This was a totally spontaneous buy. I was shopping for food in Waitrose yesterday and took a quick look at their book selection – located in the frozen food aisle! – as I passed by. And there it was: a new Anne Tyler book I hadn’t seen before. Waitrose sell only a very few books but I’ve bought some there recently as they seem to always sell most of them at reduced a price, especially the £9.99 paperbacks, like this one, for £6.99. To be honest, it didn’t need it to be reduced for me to want it. I’ve been a big Anne Tyler fan for many years.
I was hooked on Tyler’s books after reading Dinner at the Homesick Restaurant (pub. 1982), Tyler’s 9th book of 25 published novels, and which was a finalist for the Pulitzer Prize. It’s said she considers it her best novel. I must have read the paperback version soon after it came out and when my two children were toddler and baby. Why it stuck in my mind is the woman in the book thinks of how she had her first child and then had so much anxiety about it, worrying something would happen to her baby, that she thought the best thing was to have another. But, of course, and as she found out, the anxiety doesn’t lessen – you just have twice as much! This is a woman who understands, I thought, and it so much resonated with me that I have read many more of her books over the years. Like all ‘favourite authors’, other books I loved; some not quite so much. But I’m still enough of a fan to want to read a new one.
Tyler is a master of the ordinary. Her characters are ordinary people, living ordinary lives, in ordinary towns. Many of the novels are set in Baltimore, Maryland, where Tyler has lived for many years. She came from a family of Quakers, living in a Quaker community as a child, and didn’t go to public school until she was 11. She has said she always felt an outsider but that this meant she was able to view ‘the normal world with a certain amount of distance and surprise’. She’s still a very private person who rarely gives interviews, but this doesn’t stop her from developing her characters fully, with a deep empathy and understanding of the experiences and challenges, and loves and dreams that shape us all.
Three Days in June is a very short novel – just 165 pages. I’m not quite sure what constitutes a book being called a ‘novella’ rather than a ‘novel’ but I read this in a few short hours today. And I loved it.
The three days of the title are the day before, the day of, and the day after Gail’s daughter’s wedding. Gail, aged 61, is an assistant (deputy head) to the headmistress of a local school. The day before Debbie’s wedding she’s told that the head is planning to retire and not offer the job to Gail and perhaps it’s time for Gail to think of retiring or doing something else. Shocked, Gail walks straight out of the school and goes home to find her ex, Max, wanting to stay with her. He can’t, as planned, stay at their daughter’s and her fiancé’s place because he has a rescue cat with him and Debbie’s fiancé Kenneth is badly allergic to cats.

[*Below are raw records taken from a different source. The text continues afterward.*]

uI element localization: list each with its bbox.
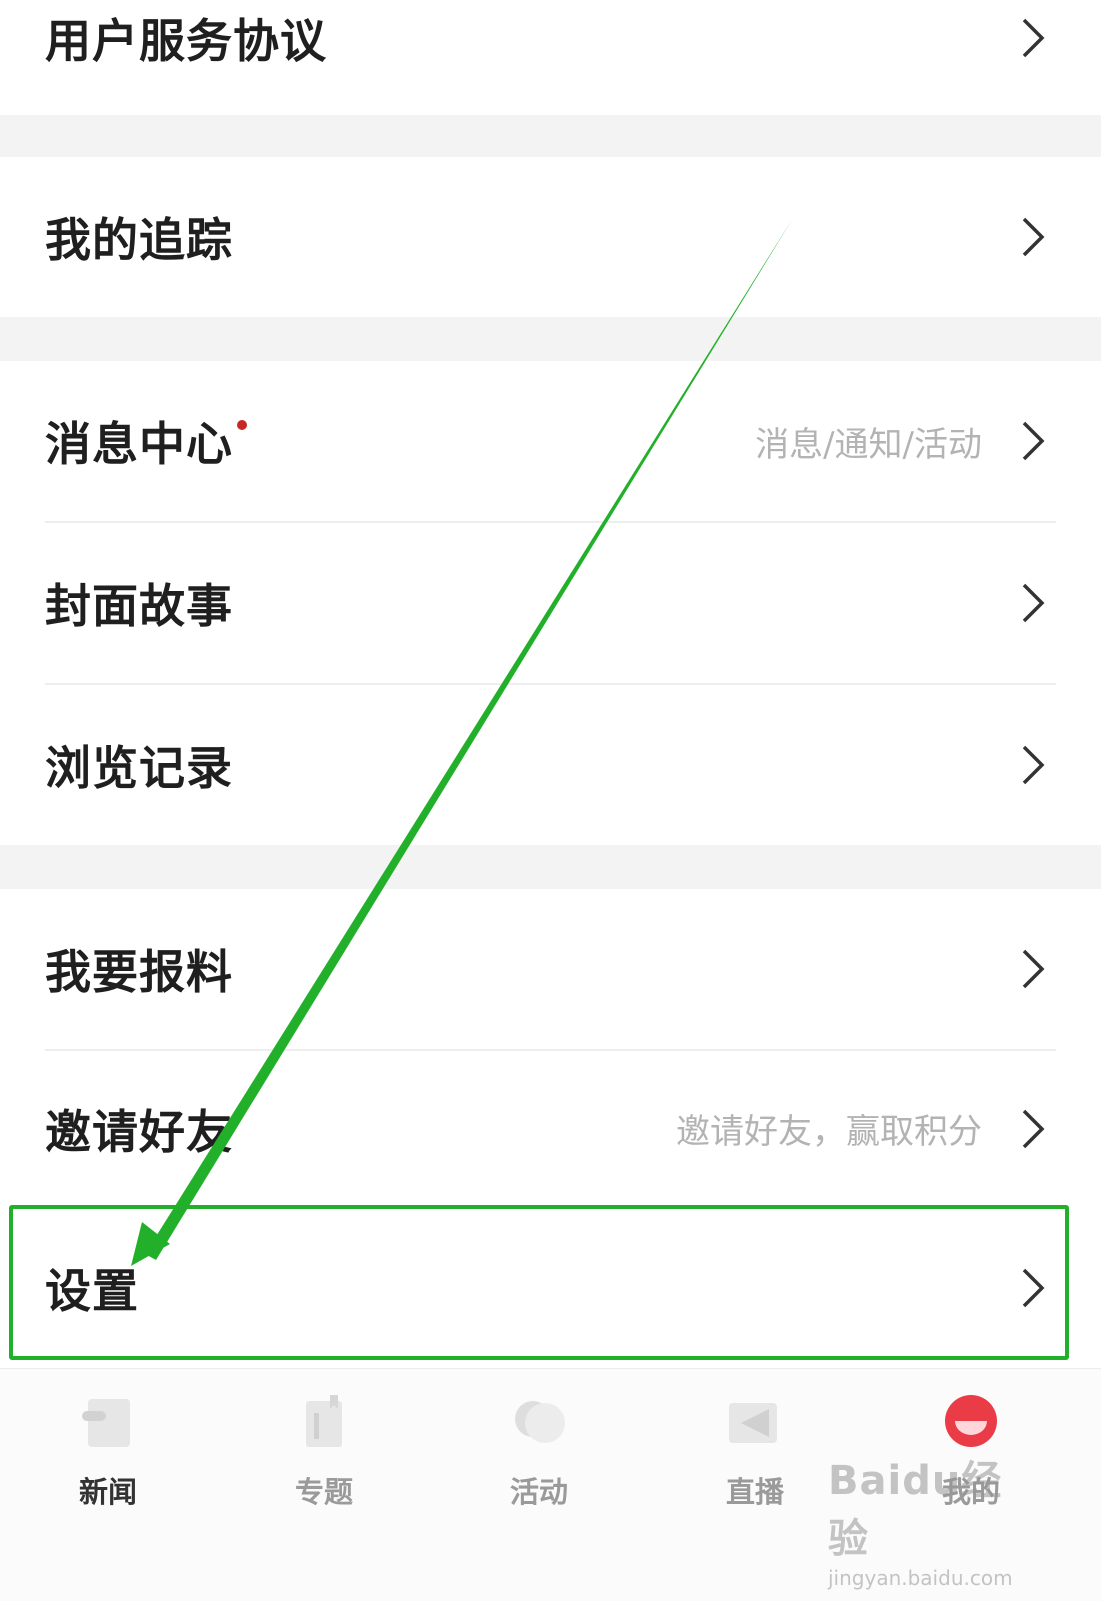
chevron-right-icon xyxy=(1020,582,1046,624)
video-camera-icon xyxy=(729,1403,777,1443)
menu-item-hint: 消息/通知/活动 xyxy=(755,424,982,465)
chevron-right-icon xyxy=(1020,216,1046,258)
chevron-right-icon xyxy=(1020,948,1046,990)
news-icon xyxy=(82,1399,130,1447)
bookmark-icon xyxy=(306,1395,342,1447)
tab-topics[interactable]: 专题 xyxy=(244,1369,404,1601)
tab-activities[interactable]: 活动 xyxy=(459,1369,619,1601)
baidu-watermark: Baidu经验 jingyan.baidu.com xyxy=(828,1448,1028,1590)
tab-label: 新闻 xyxy=(78,1475,137,1509)
chevron-right-icon xyxy=(1020,17,1046,59)
menu-item-label: 我要报料 xyxy=(45,945,233,999)
menu-item-label: 我的追踪 xyxy=(45,213,233,267)
chevron-right-icon xyxy=(1020,420,1046,462)
menu-item-cover-story[interactable]: 封面故事 xyxy=(0,523,1101,683)
section-gap xyxy=(0,317,1101,361)
activity-icon xyxy=(515,1401,565,1443)
tab-label: 活动 xyxy=(509,1475,568,1509)
menu-item-label: 邀请好友 xyxy=(45,1104,233,1159)
menu-item-user-agreement[interactable]: 用户服务协议 xyxy=(0,0,1101,95)
watermark-url: jingyan.baidu.com xyxy=(828,1566,1013,1590)
section-gap xyxy=(0,845,1101,889)
chevron-right-icon xyxy=(1020,1108,1046,1150)
menu-item-hint: 邀请好友，赢取积分 xyxy=(676,1112,982,1152)
menu-item-message-center[interactable]: 消息中心 消息/通知/活动 xyxy=(0,361,1101,521)
menu-item-label: 用户服务协议 xyxy=(45,13,327,68)
section-gap xyxy=(0,115,1101,157)
menu-item-label: 浏览记录 xyxy=(45,741,233,795)
tab-live[interactable]: 直播 xyxy=(675,1369,835,1601)
profile-icon xyxy=(945,1395,997,1447)
menu-item-browse-history[interactable]: 浏览记录 xyxy=(0,685,1101,845)
tab-label: 专题 xyxy=(294,1475,353,1509)
menu-item-submit-tip[interactable]: 我要报料 xyxy=(0,889,1101,1049)
tab-label: 直播 xyxy=(725,1475,784,1509)
menu-item-label: 消息中心 xyxy=(45,417,233,471)
unread-dot-badge xyxy=(237,420,247,430)
settings-highlight-box xyxy=(9,1205,1069,1360)
menu-item-label: 封面故事 xyxy=(45,579,233,633)
menu-item-my-tracking[interactable]: 我的追踪 xyxy=(0,157,1101,317)
menu-item-invite-friends[interactable]: 邀请好友 邀请好友，赢取积分 xyxy=(0,1051,1101,1206)
watermark-title: Baidu经验 xyxy=(828,1458,1003,1562)
chevron-right-icon xyxy=(1020,744,1046,786)
tab-news[interactable]: 新闻 xyxy=(28,1369,188,1601)
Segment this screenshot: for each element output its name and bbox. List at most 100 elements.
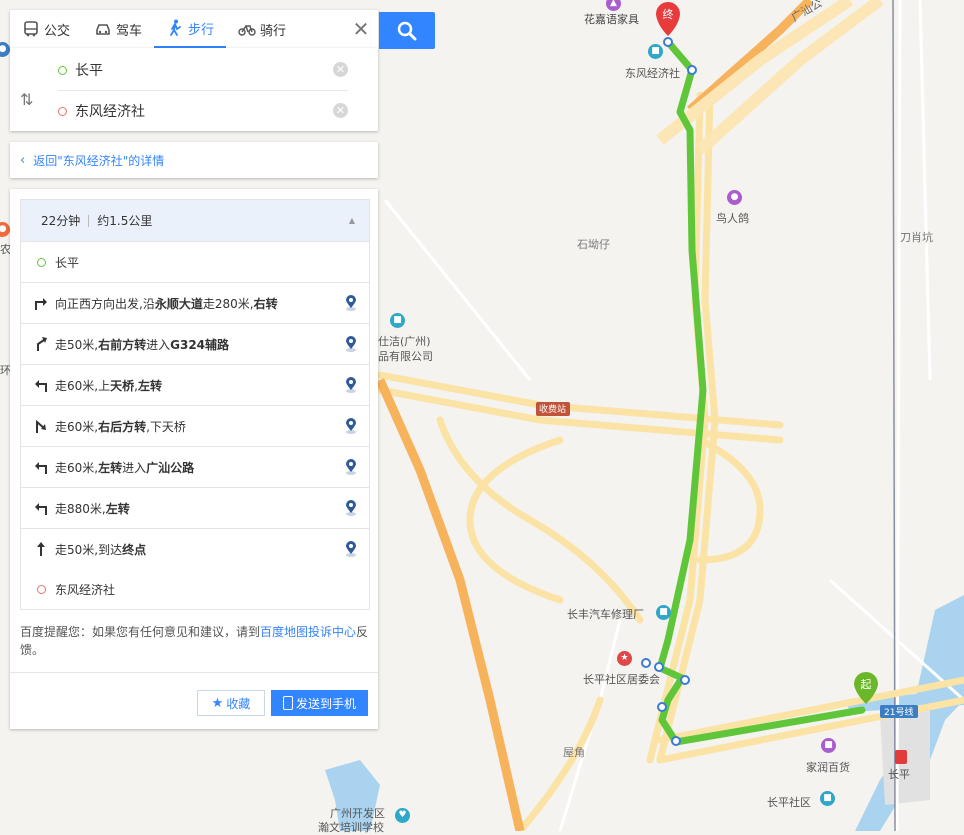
origin-dot-icon [58, 65, 67, 75]
step-text-part: 进入 [146, 337, 171, 352]
route-step[interactable]: 走880米,左转 [21, 488, 369, 529]
step-text: 向正西方向出发,沿永顺大道走280米,右转 [55, 295, 278, 312]
bike-icon [238, 25, 256, 36]
locate-step-icon[interactable] [345, 376, 357, 397]
favorite-label: 收藏 [226, 696, 251, 711]
poi-bird-icon[interactable]: ● [727, 190, 742, 205]
locate-step-icon[interactable] [345, 499, 357, 520]
back-to-details-link[interactable]: ‹ 返回"东风经济社"的详情 [10, 142, 378, 178]
action-bar: ★ 收藏 发送到手机 [10, 672, 378, 730]
step-text-bold: 左转 [137, 378, 162, 393]
step-text-part: 走280米, [202, 296, 254, 311]
tab-bike[interactable]: 骑行 [226, 10, 298, 48]
route-step[interactable]: 走50米,到达终点 [21, 529, 369, 569]
summary-divider [88, 214, 90, 227]
origin-value: 长平 [75, 63, 103, 79]
map-label: 花嘉语家具 [584, 13, 639, 26]
tab-label: 骑行 [260, 23, 287, 39]
clear-origin-icon[interactable]: ✕ [333, 62, 348, 77]
poi-store-icon[interactable]: ■ [821, 738, 836, 753]
step-text-bold: 右前方转 [98, 337, 147, 352]
turn-right-icon [35, 298, 47, 310]
poi-factory-icon[interactable]: ■ [390, 313, 405, 328]
map-label: 长平社区居委会 [583, 673, 660, 686]
bear-right-icon [37, 337, 47, 351]
poi-repair-icon[interactable]: ■ [656, 605, 671, 620]
locate-step-icon[interactable] [345, 458, 357, 479]
step-text-bold: 右转 [253, 296, 278, 311]
map-label: 品有限公司 [378, 350, 433, 363]
step-text-part: 向正西方向出发,沿 [55, 296, 155, 311]
map-label: 仕洁(广州) [378, 335, 431, 348]
swap-icon[interactable]: ⇅ [20, 90, 33, 109]
locate-step-icon[interactable] [345, 540, 357, 561]
complaint-center-link[interactable]: 百度地图投诉中心 [260, 625, 356, 639]
map-label: 石坳仔 [577, 238, 610, 251]
car-icon [96, 24, 110, 35]
end-dot-icon [36, 584, 46, 594]
transport-mode-tabs: 公交 驾车 步行 骑行 ✕ [10, 10, 378, 48]
toll-label: 收费站 [539, 405, 567, 415]
close-icon[interactable]: ✕ [350, 18, 372, 40]
clear-destination-icon[interactable]: ✕ [333, 103, 348, 118]
route-time: 22分钟 [41, 214, 81, 228]
poi-school-icon[interactable]: ♥ [395, 808, 410, 823]
step-text-bold: 右后方转 [98, 419, 147, 434]
step-text-bold: 天桥 [110, 378, 135, 393]
tab-bus[interactable]: 公交 [10, 10, 82, 48]
star-icon: ★ [211, 695, 224, 711]
map-label: 屋角 [563, 746, 585, 759]
poi-village-icon[interactable]: ■ [648, 44, 663, 59]
back-link-label: 返回"东风经济社"的详情 [33, 153, 165, 168]
locate-step-icon[interactable] [345, 417, 357, 438]
start-label: 长平 [55, 255, 80, 270]
map-label: 刀肖坑 [900, 231, 933, 244]
tab-label: 公交 [44, 23, 71, 39]
route-step[interactable]: 向正西方向出发,沿永顺大道走280米,右转 [21, 283, 369, 324]
destination-field[interactable]: 东风经济社 ✕ [58, 91, 348, 131]
tab-car[interactable]: 驾车 [82, 10, 154, 48]
poi-committee-icon[interactable]: ★ [617, 651, 632, 666]
tab-walk[interactable]: 步行 [154, 10, 227, 48]
step-text-bold: 终点 [122, 542, 147, 557]
map-label: 长平社区 [767, 796, 811, 809]
route-step[interactable]: 走60米,左转进入广汕公路 [21, 447, 369, 488]
tab-label: 驾车 [116, 23, 143, 39]
end-label: 东风经济社 [55, 582, 116, 597]
step-text-part: 进入 [122, 460, 147, 475]
favorite-button[interactable]: ★ 收藏 [197, 690, 265, 716]
step-text-bold: 左转 [98, 460, 123, 475]
feedback-note: 百度提醒您：如果您有任何意见和建议，请到百度地图投诉中心反馈。 [20, 623, 370, 659]
step-text-part: 走50米, [55, 337, 99, 352]
step-text-part: 走60米,上 [55, 378, 111, 393]
step-list: 22分钟 约1.5公里 ▲ 长平 向正西方向出发,沿永顺大道走280米,右转 走5… [20, 199, 370, 610]
send-to-phone-button[interactable]: 发送到手机 [271, 690, 368, 716]
origin-field[interactable]: 长平 ✕ [58, 50, 348, 91]
destination-dot-icon [58, 106, 67, 116]
step-text-part: 走50米,到达 [55, 542, 123, 557]
turn-left-icon [35, 503, 47, 515]
map-label: 长平 [888, 768, 910, 781]
route-step[interactable]: 走60米,右后方转,下天桥 [21, 406, 369, 447]
walk-icon [170, 19, 181, 36]
map-label: 瀚文培训学校 [318, 821, 384, 834]
locate-step-icon[interactable] [345, 294, 357, 315]
straight-icon [37, 542, 45, 556]
turn-left-icon [35, 462, 47, 474]
poi-community-icon[interactable]: ■ [820, 791, 835, 806]
route-step[interactable]: 走60米,上天桥,左转 [21, 365, 369, 406]
search-button[interactable] [379, 12, 435, 49]
map-label: 家润百货 [806, 761, 850, 774]
send-label: 发送到手机 [295, 696, 356, 711]
destination-value: 东风经济社 [75, 104, 145, 120]
map-label: 东风经济社 [625, 67, 680, 80]
end-row[interactable]: 东风经济社 [21, 569, 369, 609]
start-row[interactable]: 长平 [21, 242, 369, 283]
collapse-icon[interactable]: ▲ [349, 216, 355, 225]
route-summary[interactable]: 22分钟 约1.5公里 ▲ [21, 200, 369, 242]
start-marker-label: 起 [861, 678, 872, 691]
locate-step-icon[interactable] [345, 335, 357, 356]
step-text-part: 走880米, [55, 501, 106, 516]
route-step[interactable]: 走50米,右前方转进入G324辅路 [21, 324, 369, 365]
note-text: 百度提醒您：如果您有任何意见和建议，请到 [20, 625, 261, 639]
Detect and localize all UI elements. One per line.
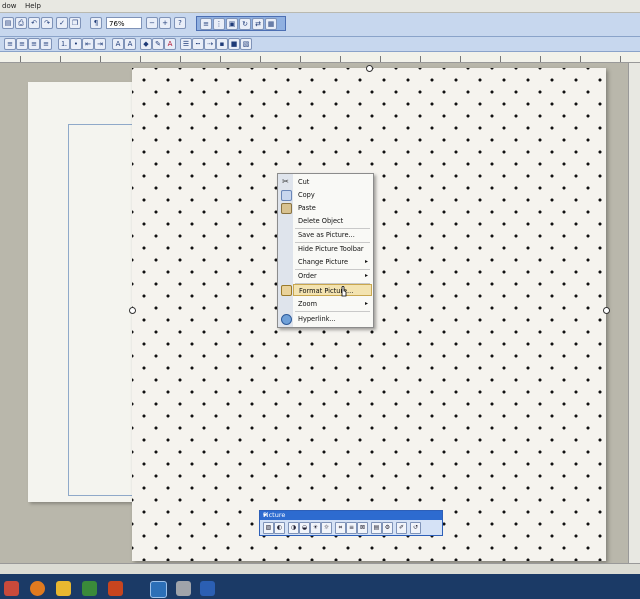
zoom-in-icon[interactable]: + — [159, 17, 171, 29]
zoom-out-icon[interactable]: − — [146, 17, 158, 29]
resize-handle-right[interactable] — [603, 307, 610, 314]
resize-handle-top[interactable] — [366, 65, 373, 72]
menu-item-change-picture[interactable]: Change Picture ▸ — [293, 256, 372, 268]
align-left-icon[interactable]: ≡ — [4, 38, 16, 50]
format-picture-icon — [281, 285, 292, 296]
submenu-arrow-icon: ▸ — [364, 258, 368, 265]
shadow-style-icon[interactable]: ▪ — [216, 38, 228, 50]
grow-font-icon[interactable]: A — [112, 38, 124, 50]
margin-guide — [68, 124, 137, 496]
taskbar — [0, 574, 640, 599]
more-contrast-icon[interactable]: ◑ — [288, 522, 299, 534]
paste-icon — [281, 203, 292, 214]
color-icon[interactable]: ◐ — [274, 522, 285, 534]
more-brightness-icon[interactable]: ☀ — [310, 522, 321, 534]
spell-icon[interactable]: ✓ — [56, 17, 68, 29]
increase-indent-icon[interactable]: ⇥ — [94, 38, 106, 50]
print-icon[interactable]: ⎙ — [15, 17, 27, 29]
menu-item-zoom[interactable]: Zoom ▸ — [293, 298, 372, 310]
copy-toolbar-icon[interactable]: ❐ — [69, 17, 81, 29]
word-icon[interactable] — [200, 581, 215, 596]
less-contrast-icon[interactable]: ◒ — [299, 522, 310, 534]
menu-item-hyperlink[interactable]: Hyperlink... — [293, 313, 372, 325]
menu-item-format-picture[interactable]: Format Picture... — [293, 284, 372, 296]
align-center-icon[interactable]: ≡ — [16, 38, 28, 50]
pinned-app-icon[interactable] — [4, 581, 19, 596]
copy-icon — [281, 190, 292, 201]
insert-picture-icon[interactable]: ▨ — [263, 522, 274, 534]
flip-icon[interactable]: ⇄ — [252, 18, 264, 30]
standard-toolbar: ▤ ⎙ ↶ ↷ ✓ ❐ ¶ 76% − + ? ≡ ⋮ ▣ ↻ ⇄ ▦ — [0, 13, 640, 37]
line-color-icon[interactable]: ✎ — [152, 38, 164, 50]
set-transparent-color-icon[interactable]: ✐ — [396, 522, 407, 534]
reset-picture-icon[interactable]: ↺ — [410, 522, 421, 534]
align-icon[interactable]: ≡ — [200, 18, 212, 30]
numbering-icon[interactable]: ⒈ — [58, 38, 70, 50]
horizontal-scrollbar[interactable] — [0, 563, 640, 574]
menu-item-save-as-picture[interactable]: Save as Picture... — [293, 229, 372, 241]
hyperlink-icon — [281, 314, 292, 325]
powerpoint-icon[interactable] — [108, 581, 123, 596]
compress-icon[interactable]: ⊠ — [357, 522, 368, 534]
picture-toolbar: Picture ▾ × ▨ ◐ ◑ ◒ ☀ ☼ ⌗ ≡ ⊠ ▤ ⚙ ✐ ↺ — [259, 510, 443, 536]
explorer-icon[interactable] — [56, 581, 71, 596]
crop-icon[interactable]: ⌗ — [335, 522, 346, 534]
zoom-field[interactable]: 76% — [106, 17, 142, 29]
open-icon[interactable]: ▤ — [2, 17, 14, 29]
menu-item-paste[interactable]: Paste — [293, 202, 372, 214]
menu-item-copy[interactable]: Copy — [293, 189, 372, 201]
firefox-icon[interactable] — [30, 581, 45, 596]
menu-item-delete-object[interactable]: Delete Object — [293, 215, 372, 227]
menu-help[interactable]: Help — [25, 2, 41, 10]
vertical-scrollbar[interactable] — [628, 63, 640, 563]
menu-window[interactable]: dow — [2, 2, 16, 10]
mouse-cursor-icon — [341, 286, 347, 297]
submenu-arrow-icon: ▸ — [364, 300, 368, 307]
3d-style-icon[interactable]: ■ — [228, 38, 240, 50]
dash-style-icon[interactable]: ┅ — [192, 38, 204, 50]
menu-bar: dow Help — [0, 0, 640, 13]
menu-separator — [295, 311, 370, 312]
line-style-icon[interactable]: ≡ — [346, 522, 357, 534]
publisher-icon[interactable] — [150, 581, 167, 598]
scissors-icon: ✂ — [282, 177, 289, 186]
decrease-indent-icon[interactable]: ⇤ — [82, 38, 94, 50]
picture-toolbar-titlebar[interactable]: Picture ▾ × — [260, 511, 442, 520]
objects-toolbar: ≡ ⋮ ▣ ↻ ⇄ ▦ — [196, 16, 286, 31]
menu-item-hide-picture-toolbar[interactable]: Hide Picture Toolbar — [293, 243, 372, 255]
format-picture-toolbar-icon[interactable]: ⚙ — [382, 522, 393, 534]
distribute-icon[interactable]: ⋮ — [213, 18, 225, 30]
group-icon[interactable]: ▣ — [226, 18, 238, 30]
formatting-toolbar: ≡ ≡ ≡ ≡ ⒈ • ⇤ ⇥ A A ◆ ✎ A ☰ ┅ ⇢ ▪ ■ ▧ — [0, 37, 640, 52]
justify-icon[interactable]: ≡ — [40, 38, 52, 50]
menu-item-cut[interactable]: Cut — [293, 176, 372, 188]
redo-icon[interactable]: ↷ — [41, 17, 53, 29]
menu-item-order[interactable]: Order ▸ — [293, 270, 372, 282]
close-icon[interactable]: × — [263, 511, 439, 520]
help-icon[interactable]: ? — [174, 17, 186, 29]
text-wrapping-icon[interactable]: ▤ — [371, 522, 382, 534]
arrow-style-icon[interactable]: ⇢ — [204, 38, 216, 50]
submenu-arrow-icon: ▸ — [364, 272, 368, 279]
arrange-icon[interactable]: ▦ — [265, 18, 277, 30]
font-color-icon[interactable]: A — [164, 38, 176, 50]
undo-icon[interactable]: ↶ — [28, 17, 40, 29]
less-brightness-icon[interactable]: ☼ — [321, 522, 332, 534]
bullets-icon[interactable]: • — [70, 38, 82, 50]
app-icon[interactable] — [176, 581, 191, 596]
resize-handle-left[interactable] — [129, 307, 136, 314]
horizontal-ruler[interactable] — [0, 52, 640, 63]
align-right-icon[interactable]: ≡ — [28, 38, 40, 50]
context-menu: ✂ Cut Copy Paste Delete Object Save as P… — [277, 173, 374, 328]
rotate-icon[interactable]: ↻ — [239, 18, 251, 30]
wrap-icon[interactable]: ▧ — [240, 38, 252, 50]
fill-color-icon[interactable]: ◆ — [140, 38, 152, 50]
excel-icon[interactable] — [82, 581, 97, 596]
paragraph-icon[interactable]: ¶ — [90, 17, 102, 29]
line-style-icon[interactable]: ☰ — [180, 38, 192, 50]
shrink-font-icon[interactable]: A — [124, 38, 136, 50]
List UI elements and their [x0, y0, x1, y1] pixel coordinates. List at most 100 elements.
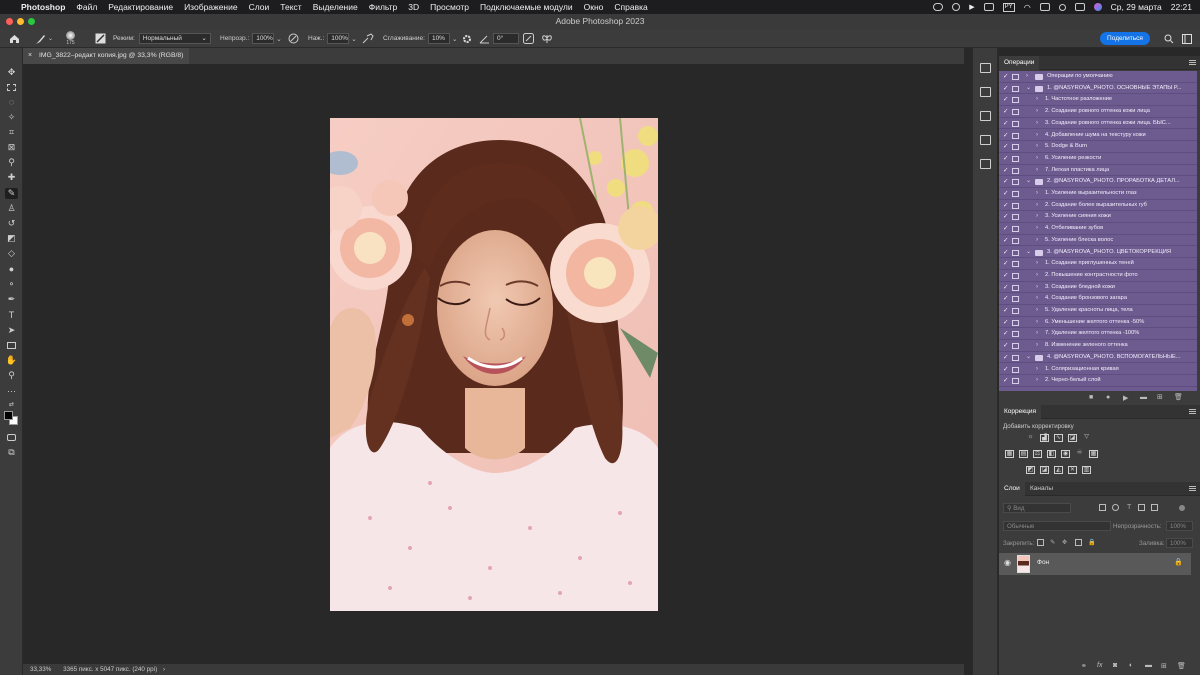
dialog-toggle-icon[interactable] — [1012, 144, 1019, 151]
swatches-icon[interactable] — [980, 111, 991, 121]
rectangle-tool-icon[interactable] — [5, 340, 18, 351]
chevron-right-icon[interactable]: › — [1036, 375, 1038, 387]
toggle-check-icon[interactable]: ✓ — [1003, 317, 1008, 329]
chevron-right-icon[interactable]: › — [1036, 364, 1038, 376]
chevron-right-icon[interactable]: › — [1036, 270, 1038, 282]
play-icon[interactable]: ▶ — [1123, 394, 1128, 402]
menu-3d[interactable]: 3D — [408, 2, 419, 12]
dialog-toggle-icon[interactable] — [1012, 354, 1019, 361]
chevron-right-icon[interactable]: › — [1036, 141, 1038, 153]
toggle-check-icon[interactable]: ✓ — [1003, 83, 1008, 95]
opacity-input[interactable]: 100% — [252, 33, 275, 44]
dialog-toggle-icon[interactable] — [1012, 249, 1019, 256]
gradient-fill-icon[interactable]: ▥ — [1082, 466, 1091, 474]
control-center-icon[interactable] — [1039, 3, 1050, 11]
flow-input[interactable]: 100% — [327, 33, 350, 44]
chevron-right-icon[interactable]: › — [1036, 223, 1038, 235]
toggle-check-icon[interactable]: ✓ — [1003, 340, 1008, 352]
eraser-tool-icon[interactable]: ◩ — [5, 233, 18, 244]
chevron-down-icon[interactable]: ⌄ — [1026, 247, 1031, 259]
lock-transparent-icon[interactable] — [1037, 539, 1044, 546]
battery-icon[interactable] — [1074, 3, 1085, 11]
action-row[interactable]: ✓ › 1. Соляризационная кривая — [999, 364, 1197, 376]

Gail is someone who likes to always be in control of her feelings, to have everything, including in her house, in perfect order. The head at school has just accused her of not being suitable for the headship because she has poor people skills. Into this devastating situation, Max comes with his usual disorder – and a cat! Though long divorced and not exactly friends, they seem to get along well enough in their familiarity of each other. Max with his easier going ways has a better relationship with Debbie and Gail often feels left out. Indeed she is left out of the wedding plans, not invited to Debbie’s pre-wedding spa day, although Kenneth’s mother is. Then, suddenly, that first day, Debbie tells them she can’t marry Kenneth after all. His sister has – at the spa day! – told her about his recent affair …
This becomes a challenging issue between Gail and Max. Gail thinks Debbie can’t marry a man who she already knows she can’t trust. And when Debbie comes back from seeing Kenneth after hearing his denial and explanation that there had been a misunderstanding, should they believe it? Does Debbie really believe it? Max urges Gail to let Debbie decide what to do for herself and as the story unfolds, unexpected past events are revealed, and Gail and Max are forced to reassess their own relationship after many years.
I don’t want to give too much away, but Tyler creates such strong and engaging characters, characters who may lead very different lives to you but you can recognise their experiences and feel with them, and that makes her stories compelling. Three Days in June is Anne Tyler at her best.